Una mujer para los sábados is very obviously adapted from a play. Although Zeceña Diéguez tries to liven things up by having his characters walk around, even moving scenes outdoors in natural locations, he cannot disguise the fact that the picture is basically a string of long dialogue scenes between 2 or 3 people. The insurance-sale sequence is good example. It takes place outside of the Hotel Embajador, around the swimming pool. Javier and Gabriela come to see Chicuco; they sit around a table and talk. Javier calls his boss on the telephone and then leaves to see him. Gabriela and Chicuco stroll around the pool, sit down somewhere else, and talk.

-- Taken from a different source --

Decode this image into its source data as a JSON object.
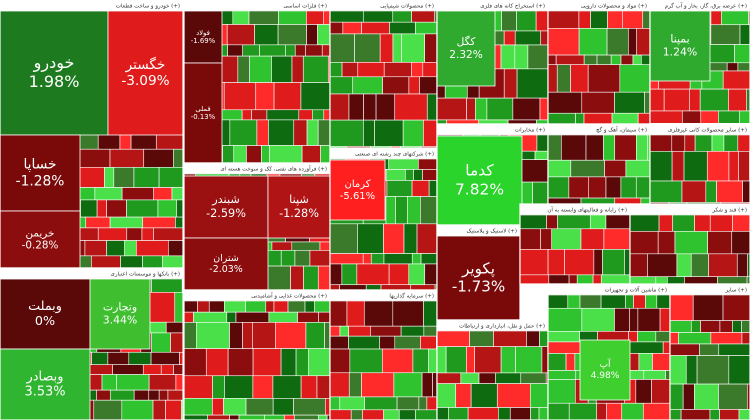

Gabriela gets a phone call telling her Javier has been hurt; she leaves. Chicuco runs into Pierre, they talk! The whole film is like this, with the exception of two interpolated songs near the end of the film (Javier sings one in the shower and one in front of some fountains). The fact that Una mujer para los sábados was shot entirely on location does not thing to hide its stage origins.

The acting isn't bad. Julio Alemán and Tere Velázquez have to struggle against their characters' innate unlikeability: Javier is sappy and inept, Gabriela is self-centered and self-pitying. Arturo Castro (who also wrote the theme song) was dealt a better hand by the script, since Chicuco is a more interesting character; however, Castro's attempt at a Jewish-Middle Eastern accent comes and goes. Amedee Chabot, wearing a brunette wig (probably to set her apart from the blonde Velázquez) is attractive and animated in a good supporting role. Her dialogue is dubbed, as usual, although one can see by her lip movements that she was speaking her lines in Spanish. Angel Cazarín is adequate as a stereotypical effeminate, French dress designer.

Una mujer para los sábados is basically harmless, but it does have an "adult" plot and dialogue and Zeceña Diéguez included a few mildly risqué shots to spice it up: there is no frontal nudity, but Amedee Chabot is seen nude from the waist up (from behind), and there is implied nudity of Velázquez and Alemán in a bedroom scene.

Not particularly good or bad, Una mujer para los sábados does at least give one some idea of what a light "sexy" stage comedy of the era would have been like.